現状、化学品メーカー約75社の3,800製品がデータベース化されている。会員は約270社から登録があり、塗料関係企業が約3分の1を占める。「今の検索対象は添加剤と樹脂だが、いずれ溶剤と顔料を追加し塗料の主要原料をそろえ更なる満足度向上を図りたい」と、担当者は塗料業界に向けたサービス拡充計画があることを明かす。
会員が検索で見付けた製品についてメーカーとの取引を進める場合に、必ずしも長瀬産業の仲介を挟む必要はない。会員とメーカーとの間に取引があれば従来の商流を活用して構わない。
サービスの狙いについて「市場動向の把握が第一義」と担当者。「どのような材料が多く検索されているか、どのメーカーの製品に関心が集まっているかなどが可視化できるため、ここで得られたニーズの傾向などをビジネスに生かしたいと考えている。

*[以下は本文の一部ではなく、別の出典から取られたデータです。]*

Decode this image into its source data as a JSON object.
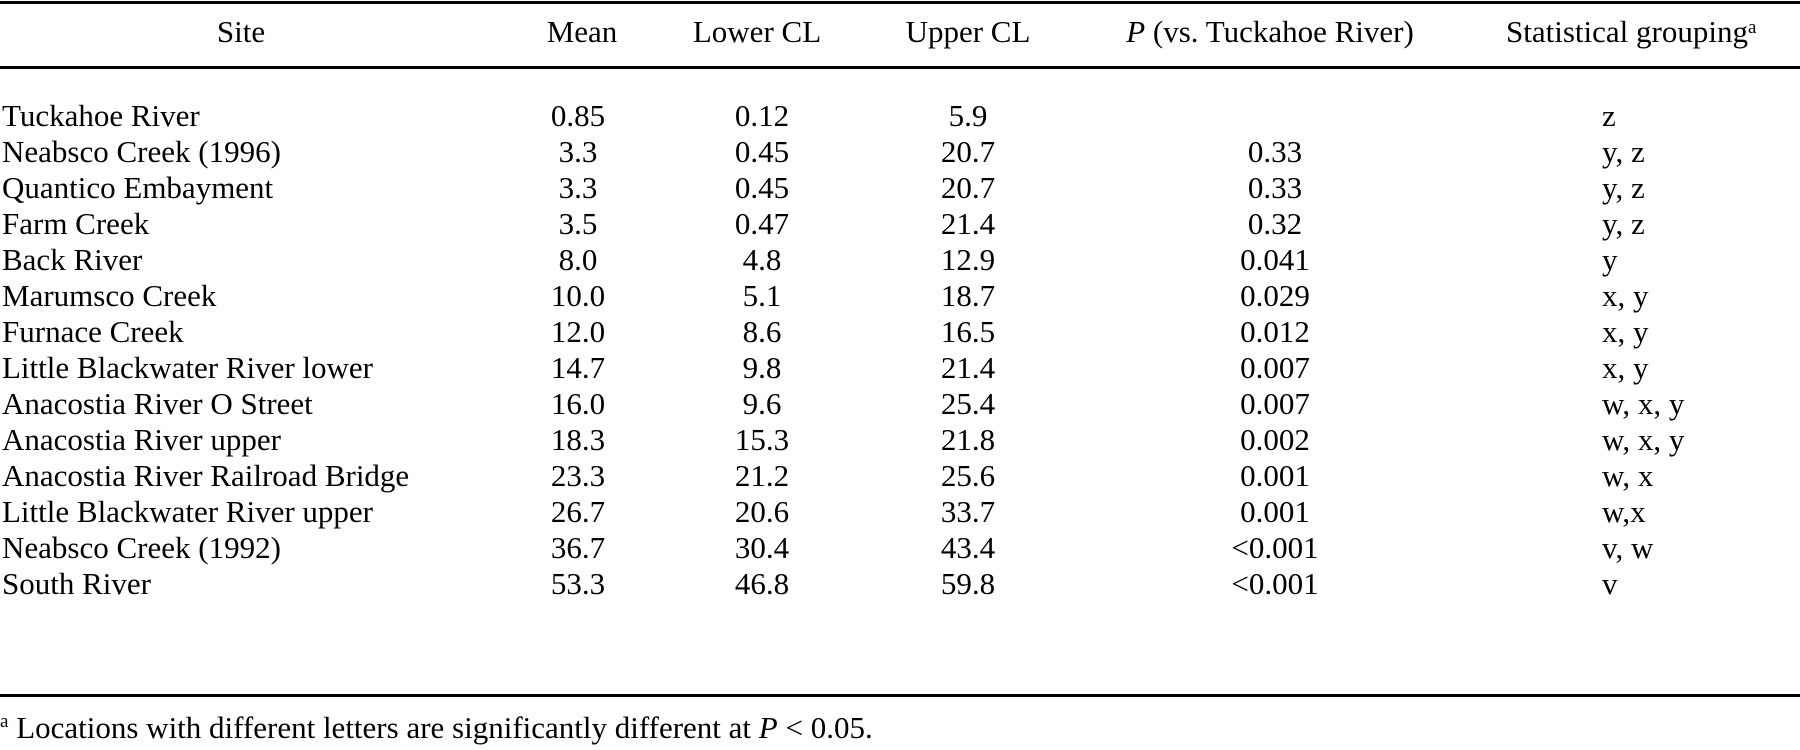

そのためには国内外で会員数を増やし、また掲載情報の拡充を継続する必要がある」とし、サービスの質を高めるアップデートに力を入れていることを強調する。
最近の大きな改良点として、近年ニーズが高まりつつある「サステナ・バイオ・生分解材」関連製品及び「海外メーカー製品」の拡充がある。海外メーカーは欧米の大手化学品メーカーのみならず、中国やインドといったアジア市場で頭角を現している新興メーカーの情報を積極的に取り入れた。
「現在、調達の多角化の観点からアジア企業の製品に関心を寄せる日本企業は少なくない。しかし、一般的なネット検索などで情報を集めるには限界がある。当社のビジネスを通じ技術面や事業の安定面で一定の信頼性を確認できている企業の製品を取り上げることはスムーズな情報収集への貢献につながるのでは」と期待を寄せる。

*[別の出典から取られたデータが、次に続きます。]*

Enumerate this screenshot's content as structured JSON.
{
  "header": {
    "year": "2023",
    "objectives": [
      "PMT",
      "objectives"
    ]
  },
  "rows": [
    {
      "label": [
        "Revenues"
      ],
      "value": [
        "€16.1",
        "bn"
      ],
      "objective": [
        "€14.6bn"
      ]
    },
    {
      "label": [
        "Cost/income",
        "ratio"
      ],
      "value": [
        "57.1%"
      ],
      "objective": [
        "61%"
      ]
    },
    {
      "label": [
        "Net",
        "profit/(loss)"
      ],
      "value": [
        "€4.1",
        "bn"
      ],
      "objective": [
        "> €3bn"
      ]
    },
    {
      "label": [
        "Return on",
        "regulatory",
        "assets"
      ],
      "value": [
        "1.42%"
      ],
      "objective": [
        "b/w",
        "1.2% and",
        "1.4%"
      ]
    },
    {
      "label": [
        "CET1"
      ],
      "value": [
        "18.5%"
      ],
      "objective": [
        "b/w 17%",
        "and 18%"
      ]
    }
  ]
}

また、今春には英語版サイトを公開し海外会員の増加を加速する計画だ。
近い将来のeコマース機能の実装も構想している。「会員が少量のサンプルから開発を進めようとした際に、それまで取引のない企業同士では製品が手元に届くまでに煩雑なやりとりが必要となり、スピード感が損なわれてしまう可能性がある。そこで、一定の金額や数量以下の場合はサイト内で決済が完了する仕組みを整えれば利便性が大きく向上する。時期は未定だが必ず実現したい」と意気込みを示した。
なお、価格はリクエストに応じて表示されるなどセキュリティ面に配慮した情報の取り扱い方を検討中とのこと。